How does a flying squirrel open a hard mast item like a hickory nut? You would think those tiny incisors would be no match for a rock-hard shell of a hickory nut, but you would be wrong! And flying squirrels have a unique method of opening hard mast nuts...so unique, in fact, that one can determine a flying squirrels' presence in a woodlot by examining spent nut meat shells found on the forest floor! Have a look at the shagbark hickory nuts pictured below.
hickory nuts

These shagbark hickory nuts have been opened by a flying squirrel. Note how each nut is opened in the same manner. One opening only, the cut is smooth with no jagged edges anywhere. The shape is ovoid (oval, or egg-shaped).

Only flying squirrels open nuts this way. Peromyscus spp. (i.e. deer mouse and white-footed mouse) create several smaller, irregular-shaped holes to get at the nutmeat. Red squirrels create rough-edged, irregular-shaped  holes, and grey squirrels just rip the nut to pieces.

Flying squirrels have very small mouths. How do they grab on to large, hard, smooth and round objects? Simple! First, they'll cut, say, an acorn from it's branchlet. Then they will hold the nut in their forepaws, determining, probably by weight, whether the nut is "good" or whether it has been attacked by a moth larvae.

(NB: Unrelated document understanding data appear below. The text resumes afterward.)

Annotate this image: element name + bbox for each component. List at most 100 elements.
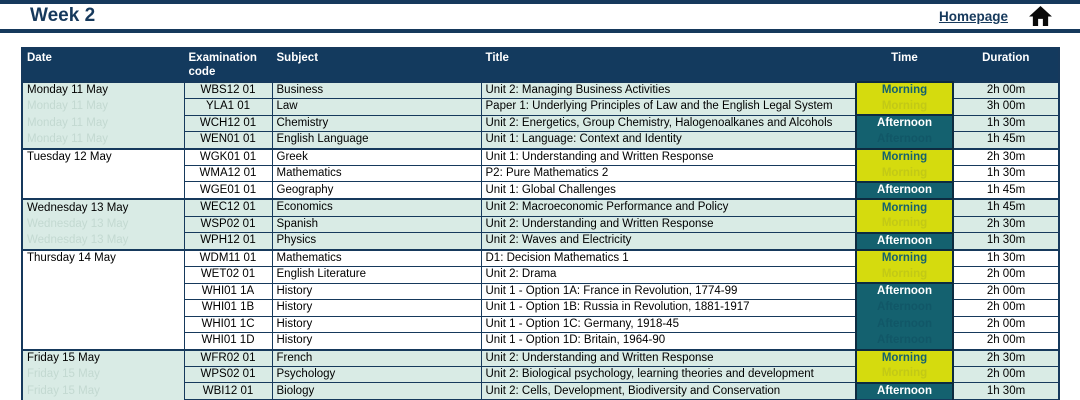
code-cell: WGE01 01: [183, 181, 273, 200]
title-cell: Unit 1 - Option 1D: Britain, 1964-90: [480, 332, 857, 350]
code-cell: WBS12 01: [183, 81, 273, 100]
exam-row: Wednesday 13 May WEC12 01 Economics Unit 2:…: [21, 198, 1060, 217]
subject-cell: Psychology: [271, 365, 482, 384]
duration-cell: 1h 45m: [952, 198, 1060, 217]
title-cell: Unit 1: Language: Context and Identity: [480, 131, 857, 150]
exam-row: Tuesday 12 May WGE01 01 Geography Unit 1: G…: [21, 180, 1060, 200]
exam-row: Monday 11 May YLA1 01 Law Paper 1: Underlyi…: [21, 98, 1060, 116]
title-cell: Unit 2: Drama: [480, 266, 857, 284]
duration-cell: 3h 00m: [952, 98, 1060, 116]
date-cell: Wednesday 13 May: [21, 198, 185, 217]
code-cell: WEC12 01: [183, 198, 273, 217]
time-cell: Morning: [855, 266, 954, 284]
time-cell: Morning: [855, 249, 954, 268]
date-cell: Thursday 14 May: [21, 316, 185, 334]
duration-cell: 2h 30m: [952, 215, 1060, 234]
subject-cell: History: [271, 315, 482, 334]
title-cell: Unit 2: Waves and Electricity: [480, 232, 857, 251]
code-cell: WEN01 01: [183, 131, 273, 150]
header-rule: [0, 29, 1080, 33]
code-cell: WBI12 01: [183, 382, 273, 400]
time-cell: Morning: [855, 216, 954, 234]
code-cell: WHI01 1A: [183, 282, 273, 301]
code-cell: WSP02 01: [183, 215, 273, 234]
duration-cell: 2h 00m: [952, 315, 1060, 334]
header-row: Date Examination code Subject Title Time…: [21, 47, 1060, 83]
time-cell: Morning: [855, 366, 954, 384]
time-cell: Afternoon: [855, 381, 954, 400]
exam-row: Wednesday 13 May WSP02 01 Spanish Unit 2: U…: [21, 215, 1060, 234]
col-header-duration: Duration: [952, 47, 1060, 83]
title-cell: Unit 2: Cells, Development, Biodiversity…: [480, 382, 857, 400]
duration-cell: 2h 00m: [952, 365, 1060, 384]
title-cell: Unit 2: Managing Business Activities: [480, 81, 857, 100]
homepage-link[interactable]: Homepage: [938, 9, 1008, 24]
title-cell: Unit 1 - Option 1B: Russia in Revolution…: [480, 299, 857, 317]
code-cell: WMA12 01: [183, 165, 273, 183]
date-cell: Thursday 14 May: [21, 266, 185, 284]
title-cell: Unit 2: Energetics, Group Chemistry, Hal…: [480, 114, 857, 133]
title-cell: Unit 2: Biological psychology, learning …: [480, 365, 857, 384]
timetable-body: Monday 11 May WBS12 01 Business Unit 2: Man…: [21, 81, 1060, 400]
duration-cell: 2h 00m: [952, 332, 1060, 350]
title-cell: D1: Decision Mathematics 1: [480, 249, 857, 268]
time-cell: Morning: [855, 198, 954, 217]
time-cell: Morning: [855, 81, 954, 100]
time-cell: Afternoon: [855, 282, 954, 301]
home-icon[interactable]: [1029, 6, 1052, 27]
code-cell: WGK01 01: [183, 147, 273, 167]
title-cell: Paper 1: Underlying Principles of Law an…: [480, 98, 857, 116]
duration-cell: 1h 30m: [952, 114, 1060, 133]
time-cell: Afternoon: [855, 180, 954, 200]
date-cell: Friday 15 May: [21, 366, 185, 384]
exam-row: Monday 11 May WEN01 01 English Language Uni…: [21, 131, 1060, 150]
page-title: Week 2: [30, 5, 96, 26]
exam-timetable: Date Examination code Subject Title Time…: [21, 47, 1060, 400]
duration-cell: 2h 30m: [952, 348, 1060, 367]
exam-row: Thursday 14 May WHI01 1C History Unit 1 - O…: [21, 315, 1060, 334]
duration-cell: 2h 00m: [952, 266, 1060, 284]
code-cell: WDM11 01: [183, 249, 273, 268]
subject-cell: History: [271, 282, 482, 301]
col-header-time: Time: [855, 47, 954, 83]
top-rule: [0, 0, 1080, 4]
subject-cell: Physics: [271, 232, 482, 251]
duration-cell: 1h 30m: [952, 165, 1060, 183]
title-cell: Unit 1: Understanding and Written Respon…: [480, 147, 857, 167]
code-cell: WPS02 01: [183, 365, 273, 384]
code-cell: YLA1 01: [183, 98, 273, 116]
subject-cell: Mathematics: [271, 165, 482, 183]
duration-cell: 1h 45m: [952, 131, 1060, 150]
subject-cell: Spanish: [271, 215, 482, 234]
date-cell: Thursday 14 May: [21, 283, 185, 301]
time-cell: Afternoon: [855, 316, 954, 334]
title-cell: Unit 2: Understanding and Written Respon…: [480, 215, 857, 234]
subject-cell: Mathematics: [271, 249, 482, 268]
date-cell: Monday 11 May: [21, 81, 185, 100]
exam-row: Wednesday 13 May WPH12 01 Physics Unit 2: W…: [21, 231, 1060, 251]
time-cell: Morning: [855, 165, 954, 183]
col-header-examination-code: Examination code: [183, 47, 273, 83]
duration-cell: 1h 30m: [952, 382, 1060, 400]
date-cell: Monday 11 May: [21, 115, 185, 133]
subject-cell: Geography: [271, 181, 482, 200]
col-header-date: Date: [21, 47, 185, 83]
date-cell: Friday 15 May: [21, 382, 185, 400]
code-cell: WHI01 1D: [183, 332, 273, 350]
subject-cell: French: [271, 348, 482, 367]
subject-cell: History: [271, 332, 482, 350]
duration-cell: 1h 30m: [952, 232, 1060, 251]
time-cell: Afternoon: [855, 332, 954, 350]
code-cell: WHI01 1B: [183, 299, 273, 317]
exam-row: Monday 11 May WBS12 01 Business Unit 2: Man…: [21, 81, 1060, 100]
exam-row: Friday 15 May WPS02 01 Psychology Unit 2: B…: [21, 365, 1060, 384]
col-header-subject: Subject: [271, 47, 482, 83]
code-cell: WPH12 01: [183, 232, 273, 251]
code-cell: WFR02 01: [183, 348, 273, 367]
exam-row: Thursday 14 May WHI01 1A History Unit 1 - O…: [21, 282, 1060, 301]
date-cell: Thursday 14 May: [21, 332, 185, 350]
date-cell: Tuesday 12 May: [21, 181, 185, 200]
title-cell: Unit 2: Understanding and Written Respon…: [480, 348, 857, 367]
duration-cell: 2h 00m: [952, 81, 1060, 100]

The squirrel may then rotate the acorn around and around, scraping the outside with its incisors, perhaps determing by sound quality whether the nut is indeed "good". If it passes the test, our hungry squirrel will then cut notches into the skin of the acorn so that it may bite into it strongly enough to either carry off, or glide away with, the prize in its mouth. If the acorn has a moth larvae inside, rather than drop it to the ground dismissively, a flying squirrel may simply open it on the spot and chow down on the larvae!

Flying squirrels will bring food into their nests, although not normally will lactating mothers bring food into the natal nest. Flying squirrels will eat "out in the open" or within the relative safety of a refuge nest, or what we call a "cafetorium".

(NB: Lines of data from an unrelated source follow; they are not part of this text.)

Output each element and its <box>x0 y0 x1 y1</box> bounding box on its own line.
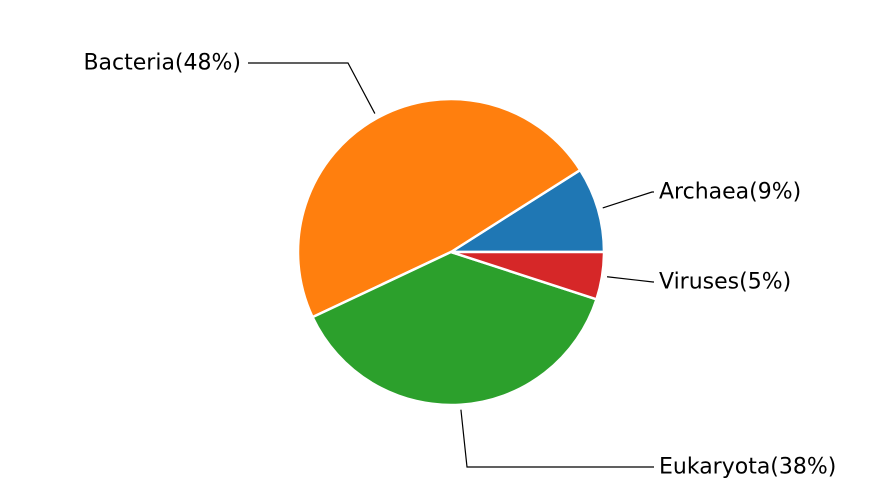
pie-slice-archaea <box>449 168 606 254</box>
pie-slice-viruses <box>449 250 606 301</box>
leader-line-viruses <box>606 276 654 283</box>
pie-slice-eukaryota <box>311 250 598 407</box>
slice-label-bacteria: Bacteria(48%) <box>83 51 241 76</box>
leader-line-eukaryota <box>460 409 654 468</box>
leader-line-archaea <box>602 191 654 209</box>
labels-layer: Archaea(9%) Bacteria(48%) Eukaryota(38%) Vi… <box>83 51 836 480</box>
slice-label-archaea: Archaea(9%) <box>659 180 801 205</box>
slice-label-viruses: Viruses(5%) <box>659 270 791 295</box>
slices-layer <box>296 97 606 407</box>
slice-label-eukaryota: Eukaryota(38%) <box>659 455 836 480</box>
pie-slice-bacteria <box>296 97 582 319</box>
leader-line-bacteria <box>248 62 376 114</box>
leader-lines-layer <box>248 62 654 468</box>
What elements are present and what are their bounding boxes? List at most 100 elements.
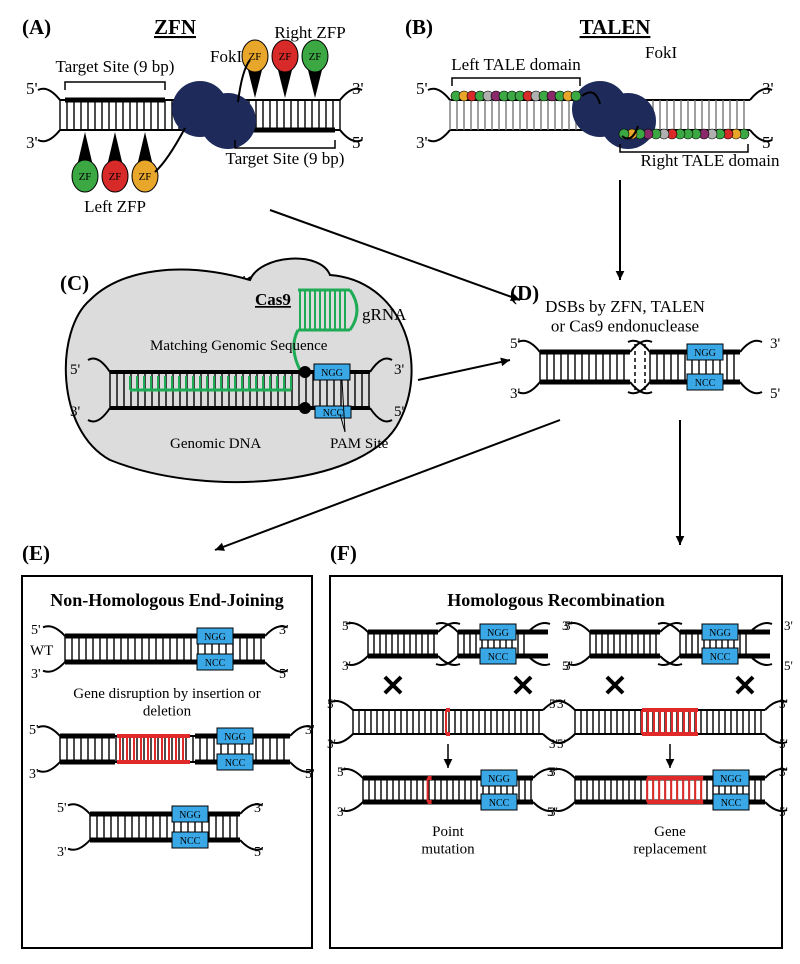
svg-text:3': 3' <box>779 764 788 779</box>
svg-text:NGG: NGG <box>321 368 343 379</box>
svg-text:ZF: ZF <box>109 171 122 183</box>
svg-text:3': 3' <box>26 133 38 152</box>
svg-text:ZFN: ZFN <box>154 15 196 39</box>
svg-text:5': 5' <box>770 386 781 402</box>
svg-text:NCC: NCC <box>205 658 226 669</box>
svg-text:Target Site (9 bp): Target Site (9 bp) <box>56 57 175 76</box>
svg-text:5': 5' <box>549 764 558 779</box>
svg-text:5': 5' <box>31 623 41 638</box>
svg-text:3': 3' <box>394 362 405 378</box>
svg-text:3': 3' <box>31 667 41 682</box>
svg-text:3': 3' <box>784 618 793 633</box>
svg-text:Right TALE domain: Right TALE domain <box>640 151 780 170</box>
svg-text:3': 3' <box>762 79 774 98</box>
svg-text:(E): (E) <box>22 541 50 565</box>
svg-text:Matching Genomic Sequence: Matching Genomic Sequence <box>150 338 328 354</box>
svg-text:gRNA: gRNA <box>362 305 407 324</box>
svg-text:5': 5' <box>29 723 39 738</box>
svg-text:ZF: ZF <box>139 171 152 183</box>
svg-text:FokI: FokI <box>645 43 677 62</box>
svg-text:3': 3' <box>29 767 39 782</box>
svg-text:NGG: NGG <box>709 628 731 639</box>
svg-text:3': 3' <box>549 736 558 751</box>
svg-text:✕: ✕ <box>732 670 757 703</box>
svg-text:3': 3' <box>557 696 566 711</box>
svg-text:Gene disruption by insertion o: Gene disruption by insertion ordeletion <box>73 686 260 719</box>
svg-text:NGG: NGG <box>488 774 510 785</box>
svg-text:NCC: NCC <box>695 378 716 389</box>
svg-text:3': 3' <box>770 336 781 352</box>
svg-text:(F): (F) <box>330 541 357 565</box>
svg-text:NGG: NGG <box>694 348 716 359</box>
svg-text:Right ZFP: Right ZFP <box>274 23 345 42</box>
svg-text:3': 3' <box>342 658 351 673</box>
svg-text:TALEN: TALEN <box>580 15 651 39</box>
svg-text:3': 3' <box>779 696 788 711</box>
svg-text:3': 3' <box>70 404 81 420</box>
svg-text:Non-Homologous End-Joining: Non-Homologous End-Joining <box>50 590 284 610</box>
svg-text:3': 3' <box>337 804 346 819</box>
svg-text:✕: ✕ <box>602 670 627 703</box>
svg-text:Target Site (9 bp): Target Site (9 bp) <box>226 149 345 168</box>
svg-text:NGG: NGG <box>204 632 226 643</box>
svg-text:5': 5' <box>279 667 289 682</box>
svg-text:ZF: ZF <box>279 51 292 63</box>
svg-text:NGG: NGG <box>179 810 201 821</box>
svg-text:5': 5' <box>337 764 346 779</box>
svg-text:5': 5' <box>416 79 428 98</box>
svg-text:5': 5' <box>352 133 364 152</box>
svg-text:Genereplacement: Genereplacement <box>633 824 707 857</box>
svg-text:5': 5' <box>254 845 264 860</box>
svg-text:3': 3' <box>352 79 364 98</box>
svg-text:Genomic DNA: Genomic DNA <box>170 436 261 452</box>
svg-text:WT: WT <box>30 643 53 659</box>
svg-text:5': 5' <box>26 79 38 98</box>
svg-text:(A): (A) <box>22 15 51 39</box>
svg-text:5': 5' <box>510 336 521 352</box>
svg-text:ZF: ZF <box>249 51 262 63</box>
svg-text:3': 3' <box>416 133 428 152</box>
svg-text:5': 5' <box>779 804 788 819</box>
svg-text:ZF: ZF <box>309 51 322 63</box>
svg-text:Left TALE domain: Left TALE domain <box>451 55 581 74</box>
svg-text:NCC: NCC <box>225 758 246 769</box>
svg-text:Left ZFP: Left ZFP <box>84 197 146 216</box>
svg-text:✕: ✕ <box>510 670 535 703</box>
svg-text:5': 5' <box>70 362 81 378</box>
svg-text:✕: ✕ <box>380 670 405 703</box>
svg-text:Homologous Recombination: Homologous Recombination <box>447 590 665 610</box>
svg-text:NCC: NCC <box>710 652 731 663</box>
svg-text:ZF: ZF <box>79 171 92 183</box>
svg-text:5': 5' <box>394 404 405 420</box>
svg-text:3': 3' <box>279 623 289 638</box>
svg-text:3': 3' <box>510 386 521 402</box>
svg-text:3': 3' <box>305 723 315 738</box>
svg-text:5': 5' <box>342 618 351 633</box>
svg-text:5': 5' <box>327 696 336 711</box>
svg-text:FokI: FokI <box>210 47 242 66</box>
svg-text:Cas9: Cas9 <box>255 290 291 309</box>
svg-text:PAM Site: PAM Site <box>330 436 389 452</box>
svg-text:5': 5' <box>762 133 774 152</box>
svg-text:NCC: NCC <box>488 652 509 663</box>
svg-text:5': 5' <box>779 736 788 751</box>
svg-text:3': 3' <box>254 801 264 816</box>
svg-text:NGG: NGG <box>720 774 742 785</box>
svg-text:NGG: NGG <box>224 732 246 743</box>
svg-text:NCC: NCC <box>721 798 742 809</box>
svg-text:NCC: NCC <box>489 798 510 809</box>
svg-text:Pointmutation: Pointmutation <box>421 824 475 857</box>
svg-text:NGG: NGG <box>487 628 509 639</box>
svg-text:(C): (C) <box>60 271 89 295</box>
svg-text:5': 5' <box>784 658 793 673</box>
svg-text:3': 3' <box>564 658 573 673</box>
svg-text:3': 3' <box>327 736 336 751</box>
svg-text:(B): (B) <box>405 15 433 39</box>
svg-text:3': 3' <box>57 845 67 860</box>
svg-text:5': 5' <box>549 696 558 711</box>
svg-text:3': 3' <box>549 804 558 819</box>
svg-text:(D): (D) <box>510 281 539 305</box>
svg-text:5': 5' <box>564 618 573 633</box>
svg-text:NCC: NCC <box>180 836 201 847</box>
svg-text:5': 5' <box>305 767 315 782</box>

Dr. Illar Muul found that flying squirrels mark every "storable" piece of food (i.e. acorn, hickory nut) with chemicals exuded from enlarged sweat and oil glands found in their lips. Muul postulated this enables a squirrel to discern whether or not a particular nut has been stored or handled, thereby reducing the unnecessary energy expenditure that would be required to re-store an already marked item. In an experiment, nuts taken from a feeding station and stored by a flying squirrel were retreived and returned to the feeding station. The flying squirrel subsequently ignored those returned nuts, as in the squirrels' mind, they were already stored!

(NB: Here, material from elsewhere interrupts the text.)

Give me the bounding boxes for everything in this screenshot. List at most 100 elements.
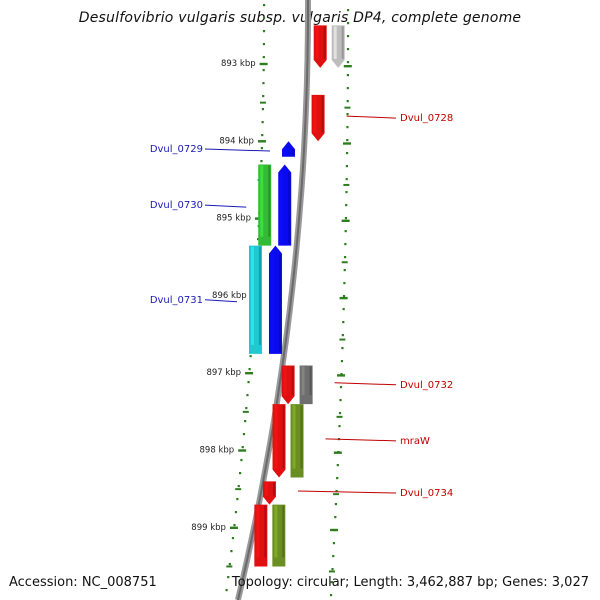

From his studies of hoarding behaviour in southern flying squirrels, Muul also suggested that one squirrel could, given the proper conditions, store as many as 15,000 nuts in a season!

How does a flying squirrel know when to start hoarding nuts? Dr. Muul  performed work on flying squirrels and their circadian rhythms and found that changing photoperiods, or daily amounts of light, determined when the squirrels began their frenzied nut-stashing. He kept a colony of flying squirrels indoors, and found that by increasing or decreasing the amount of light they received, their hoarding activity followed suit. Less light made for more hoarding activity. More light made for less hoarding activity. In the wild, a flying squirrel subconsciously registers the lessening amount of light each day, which in turn subconsciously tells the squirrel that winter is on its way.



Hydration

Flying squirrels have always been associated with water, but recent research has shown that this relationship is not absolutely necessary. It is assumed that in areas where there are no water sources, ephemeral or permanent, flying squirrels can garner their water needs from diet, dew and captured rain.